Writing is the same or it can be if I remember that the feeling of the keys is infinitely better than surfing Facebook while knowing I should be writing instead. And once I get going, I push forward to completing because if I don’t polish the work and send it out to the world, it sits unseen on my computer or in my closet teetering with notebooks.
4. The Awesome Power of Another Run Down
And once I’ve got that run done, I feel like an Olympic champion. Two weeks ago, I was using Run Keeper to track myself with a little voice over lady telling me my distance and pace every 5 minutes. I wanted to keep that pace under 11 minutes like I wanted to win the gold or something.
When I finished at an average 10:58 minutes per mile, I whooped out loud before I even knew what I was doing. Fortunately, there were no small dogs walking their people to feel frightened by me and my whooping.
Although I’ve never whooped when I get the sentence right (yet), I can feel myself lifting up every time I finish a write or post on the blog. That “I did it” feeling picks me up and carries me far into my day with the rest of its ups and downs.
5. People Power
My mother always said we were not meant to be alone and the older I get, the more I see what she means. My husband and older son keep cheering on this running business. My three year old has even gotten used to it. My cousin Keri gave me the crazy wonderful idea to do this in the first place.
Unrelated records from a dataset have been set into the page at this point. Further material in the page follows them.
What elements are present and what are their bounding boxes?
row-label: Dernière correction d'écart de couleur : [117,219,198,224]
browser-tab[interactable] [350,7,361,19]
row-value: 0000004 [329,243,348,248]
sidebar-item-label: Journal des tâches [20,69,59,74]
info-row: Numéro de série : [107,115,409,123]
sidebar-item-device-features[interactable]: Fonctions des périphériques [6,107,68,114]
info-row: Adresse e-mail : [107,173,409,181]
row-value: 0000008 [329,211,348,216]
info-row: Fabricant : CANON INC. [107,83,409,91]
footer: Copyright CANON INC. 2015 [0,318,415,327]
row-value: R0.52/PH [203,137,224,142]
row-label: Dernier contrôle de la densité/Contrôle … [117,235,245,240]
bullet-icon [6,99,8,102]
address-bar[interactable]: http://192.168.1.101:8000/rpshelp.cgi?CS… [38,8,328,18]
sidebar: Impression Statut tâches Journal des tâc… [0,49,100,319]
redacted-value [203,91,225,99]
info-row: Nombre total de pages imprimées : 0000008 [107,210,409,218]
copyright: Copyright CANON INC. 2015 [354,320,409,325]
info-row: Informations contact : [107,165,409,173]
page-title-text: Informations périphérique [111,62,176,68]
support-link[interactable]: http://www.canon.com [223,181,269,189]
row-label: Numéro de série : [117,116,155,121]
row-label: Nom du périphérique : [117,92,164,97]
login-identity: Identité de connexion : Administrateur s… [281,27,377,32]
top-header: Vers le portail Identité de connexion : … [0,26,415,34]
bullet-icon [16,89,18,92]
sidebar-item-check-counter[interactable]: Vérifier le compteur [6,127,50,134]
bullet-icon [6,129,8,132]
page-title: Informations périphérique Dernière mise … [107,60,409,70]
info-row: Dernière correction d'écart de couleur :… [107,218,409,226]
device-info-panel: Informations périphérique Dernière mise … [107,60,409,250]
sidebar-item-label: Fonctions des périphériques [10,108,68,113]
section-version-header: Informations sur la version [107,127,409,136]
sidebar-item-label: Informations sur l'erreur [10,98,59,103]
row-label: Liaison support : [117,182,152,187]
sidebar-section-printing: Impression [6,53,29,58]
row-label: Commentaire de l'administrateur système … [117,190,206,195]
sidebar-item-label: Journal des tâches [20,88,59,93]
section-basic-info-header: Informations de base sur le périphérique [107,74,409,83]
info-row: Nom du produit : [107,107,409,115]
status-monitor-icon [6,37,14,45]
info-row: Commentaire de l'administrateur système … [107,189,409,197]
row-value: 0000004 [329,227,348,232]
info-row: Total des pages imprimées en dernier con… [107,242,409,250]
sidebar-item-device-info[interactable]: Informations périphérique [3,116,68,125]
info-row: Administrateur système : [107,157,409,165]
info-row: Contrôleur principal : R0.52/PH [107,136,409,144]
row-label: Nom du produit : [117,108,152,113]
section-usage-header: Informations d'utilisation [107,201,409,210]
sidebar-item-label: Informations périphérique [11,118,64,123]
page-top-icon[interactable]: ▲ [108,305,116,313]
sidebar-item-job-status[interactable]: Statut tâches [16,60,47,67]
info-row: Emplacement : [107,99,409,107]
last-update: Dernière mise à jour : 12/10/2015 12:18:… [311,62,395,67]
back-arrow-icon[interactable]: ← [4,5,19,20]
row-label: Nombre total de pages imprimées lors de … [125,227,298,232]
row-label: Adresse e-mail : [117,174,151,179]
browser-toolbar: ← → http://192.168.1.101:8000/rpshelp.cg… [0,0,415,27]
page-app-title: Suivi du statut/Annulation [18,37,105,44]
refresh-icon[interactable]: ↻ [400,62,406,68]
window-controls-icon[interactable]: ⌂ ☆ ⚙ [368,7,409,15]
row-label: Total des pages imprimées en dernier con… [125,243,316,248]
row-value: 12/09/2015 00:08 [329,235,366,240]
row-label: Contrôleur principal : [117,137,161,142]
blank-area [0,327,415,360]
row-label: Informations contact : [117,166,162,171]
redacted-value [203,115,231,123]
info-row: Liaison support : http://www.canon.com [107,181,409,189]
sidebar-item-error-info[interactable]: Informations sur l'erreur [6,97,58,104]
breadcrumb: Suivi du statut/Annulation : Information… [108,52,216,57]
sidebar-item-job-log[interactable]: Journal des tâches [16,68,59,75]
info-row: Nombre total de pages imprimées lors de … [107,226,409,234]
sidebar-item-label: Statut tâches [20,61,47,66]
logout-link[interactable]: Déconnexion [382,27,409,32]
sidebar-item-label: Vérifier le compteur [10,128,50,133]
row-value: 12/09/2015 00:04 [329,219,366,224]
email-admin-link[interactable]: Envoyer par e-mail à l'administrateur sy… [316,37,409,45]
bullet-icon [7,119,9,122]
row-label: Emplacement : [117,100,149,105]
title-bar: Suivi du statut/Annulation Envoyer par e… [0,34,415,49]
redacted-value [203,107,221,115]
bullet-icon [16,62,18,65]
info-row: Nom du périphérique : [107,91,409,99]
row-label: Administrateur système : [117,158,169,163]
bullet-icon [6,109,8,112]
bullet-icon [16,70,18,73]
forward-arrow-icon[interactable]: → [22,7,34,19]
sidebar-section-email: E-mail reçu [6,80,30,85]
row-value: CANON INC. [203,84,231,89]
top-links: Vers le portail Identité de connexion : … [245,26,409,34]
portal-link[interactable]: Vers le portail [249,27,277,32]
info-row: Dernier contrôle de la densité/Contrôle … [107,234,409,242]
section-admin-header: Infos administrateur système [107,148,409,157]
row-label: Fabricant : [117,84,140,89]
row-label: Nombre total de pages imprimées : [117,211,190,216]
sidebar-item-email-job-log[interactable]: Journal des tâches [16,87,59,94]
Writing is the same. It’s on my bucket list to find a critique group or partner for those novels like me spiritual writing group for my essays. I know I need them and, in truth, I know I have something to offer them, too.
6. Don’t Be a Jerk – Keep your Promises to Your Legs and Muse
It’s tempting sometimes to run on those days off or to push a half mile further. But I don’t. I stop where I promised myself I would and can feel my legs thanking me in my next run.
The same goes for my other big projects. I take Fridays off. Sometimes I still write, but only on things I enjoy. My muse comes out better for me when I’m not hitting her mentally with a horse whip.
7. The Race that Matters
I’ll end my pre-run comparison here with a quote from Hunter S. Thompson:
“Marathon running, like golf, is a game for players, not winners. That is why Callaway sells golf clubs and Nike sells running shoes. But running is unique in that the world’s best racers are on the same course, at the same time, as amateurs, who have as much chance of winning as your average weekend warrior would scoring a touchdown in the NFL.”
I love the parts of life where I let go of being the best or even very good and am able to dig into the sheer joy of doing better for myself right now. That’s when my legs go the extra mile and that’s when I’m happiest with my writing.
Do wish me luck for my run in the soaking rain on an island that has caught my writing imagination by it’s tail. I am working up my courage to pet that Great Dane and need all the people power you can send.
In return, I will hit that trail sending you all blessings on your own adventures.